The VASA-1 system does more than just make lips match the audio. It also catches lots of different facial expressions, feelings, head movements, and even lets you control stuff like where the eyes are looking and how far away things seem. The video not only matches the lips perfectly with the sound but also shows lots of different facial expressions and natural head movements. This makes it seem really real and lively.

In simply, we can say VASA -1 gets its lifelike appearance by using AI to separate different parts of the face, like expressions, where the head is in 3D space, and how the lips move. This means you can change and edit each part separately.

Besides this, the AI could also make videos from fancy pictures, singing, and talking in other languages. Microsoft’s researchers noticed it learned to do this on its own, even though it wasn’t taught.

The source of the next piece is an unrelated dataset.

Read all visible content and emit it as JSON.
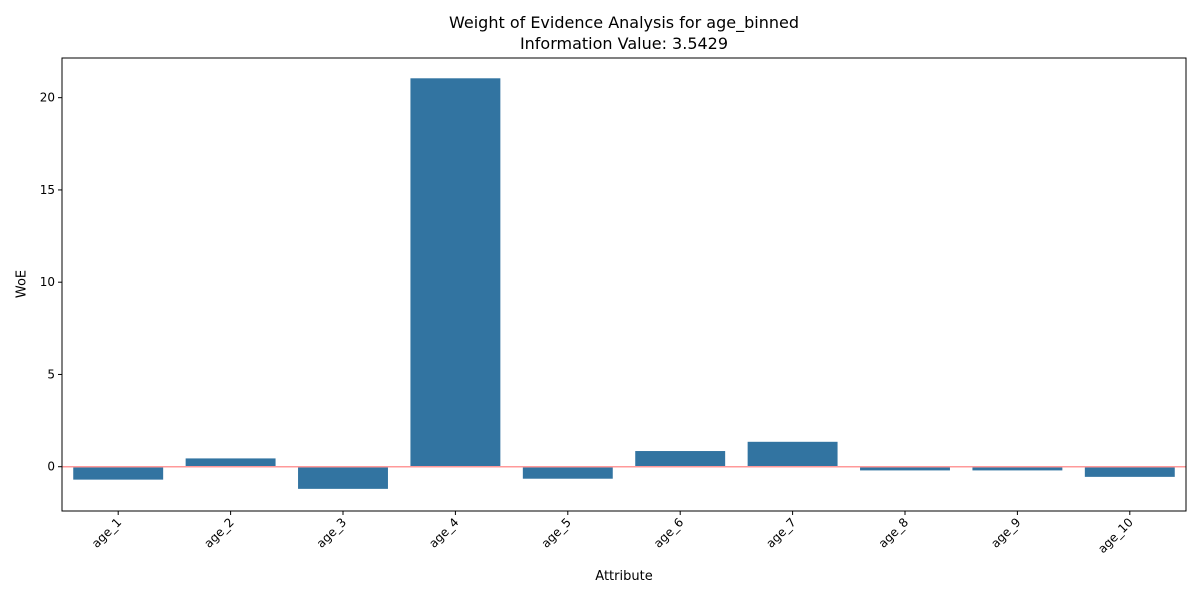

Deepfake videos are getting more popular, and this model might be used for bad stuff if it’s used by the wrong people. Microsoft is saying they’re working on making virtual AI avatars better at expressing feelings, but for good purposes. They don’t want to make fake stuff to trick people. But, just like other similar tools, it could still be used to pretend to be someone else.

Microsoft thinks this model could do good things, like helping with school, aiding people who have trouble talking, or just keeping people company when they need it. Right now, the model isn’t ready to use. The videos it makes still have some mistakes, and they’re not as real-looking as they could be, according to Microsoft.